5000 ans d'histoire sous nos pieds
Je n’y avais jamais mis les pieds. En fait, je ne connaissais pas. Mais à voir la quantité de monde qui se promène à gauche et à droite, l’île Saint-Bernard, à Châteauguay, est pas mal populaire. Le directeur général, Luc L’Écuyer, m’a fait faire le tour du propriétaire. Gros coup de cœur pour l’endroit.
Premièrement, parce que j’ai l'impression que le temps s’arrête. Que l’on vient ici pour pratiquer abondamment l’art d’être oisif. Ça fait du bien.
Et ça, Luc l’a compris, ça fait longtemps!
« Il n'y a plus de stress, le temps est plus lent. J’ai toujours rêvé de travailler ici. Ben mosus ça fait plus de 25 ans que je suis le directeur. Mon grand rêve s’est réalisé. » - Luc L’Écuyer, directeur général d'Héritage Saint-Bernard
L’île Saint-Bernard est aussi appelée le refuge faunique Marguerite d’Youville. Parce qu’à l’époque, il faut remonter en 1765, Marguerite d'Youville fonde les Sœurs Grises de Montréal. Elle fait l’acquisition de la seigneurie de Châteauguay et, durant 200 ans, ces religieuses habitent l’île et ont pour mission de protéger la vie sous toutes ses formes. Elles sont les gardiennes de ce milieu naturel qui s’étend sur des centaines d'hectares.
En creusant encore plus loin dans le passé, j’apprends que les lieux ont été le point de rencontre entre les Autochtones et les Européens. Ça fait plus de 5 000 ans que des humains passent sur l'île Saint-Bernard. L'endroit a été un lieu stratégique, au confluent du lac Saint-Louis et de la rivière Châteauguay, pour la guerre, pour la paix, pour l'échange, pour le commerce et pour la mort aussi. Il y a beaucoup de gens qui sont enterrés sous nos pieds.

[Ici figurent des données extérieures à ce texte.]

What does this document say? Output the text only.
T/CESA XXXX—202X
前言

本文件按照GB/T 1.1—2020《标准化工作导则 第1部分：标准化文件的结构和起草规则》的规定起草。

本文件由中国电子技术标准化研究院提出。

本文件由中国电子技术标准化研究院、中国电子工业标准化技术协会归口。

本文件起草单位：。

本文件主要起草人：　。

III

« On a retrouvé des artefacts qui datent de plus de 4 000 ans! Il y a un moulin qui date de 1686. C’est l'un des plus vieux moulins à vent en Amérique du Nord, encore debout. Et bien sûr, il y a aussi le cimetière des Soeurs Grises. »
Avant de devenir directeur général, Luc L'Écuyer venait déjà sur l’île, muni d'une pelle. Il a fait partie du Commando des planteux.
« Dans les années 80, mes amis et moi, on croyait que pour stabiliser les berges il fallait planter des arbres. Fait que, au printemps, on prenait des boutures et on les replantait dans la boue puis ça repoussait. Alors, à chaque année, c'était la fête. On plantait des arbres envers et contre tous parce qu'on n'était pas toujours les bienvenus. Mais on le faisait pareil parce qu’on savait que c’était important. »
Selon lui, l’arbre est la meilleure machine qui n’a jamais été inventée pour réduire les gaz à effet de serre. C’est l’allié qu’il nous faut pour déjouer les changements climatiques.
« Aujourd’hui ce n’est pas la nature qui compte, c’est l’argent. Mais là, la nature est en train de nous rappeler à l'ordre. Il faut laisser les arbres produire de la photosynthèse. Planter des arbres et protéger des endroits comme celui-là, c’est comme ça qu’il faut penser astheure. »
En marchant dans les sentiers, je ne peux pas faire autrement que de revenir à l’essentiel. La vie sous toutes ses formes est partout où je regarde. Et c’est beau. Être ici est une thérapie en soi.
« L'humain a absolument besoin de contact avec la nature, c’est viscéral. J'ai des témoignages de gens qui ont eu des moments difficiles, des cancers, des gens qui ont perdu leurs parents. Ils viennent ici pour faire un peu leur deuil. Et ça leur apporte beaucoup. Ça calme énormément d'être dans la nature. On a besoin de ça. »
Conclusion, aller à l'île-Saint-Bernard, c’est faire d’une pierre deux coups. De un, on prend du temps pour soi. Et avec la vie que l’on mène, on n’en a jamais de trop. De deux, on marche dans les pas de notre histoire, qui est loin d’être banale!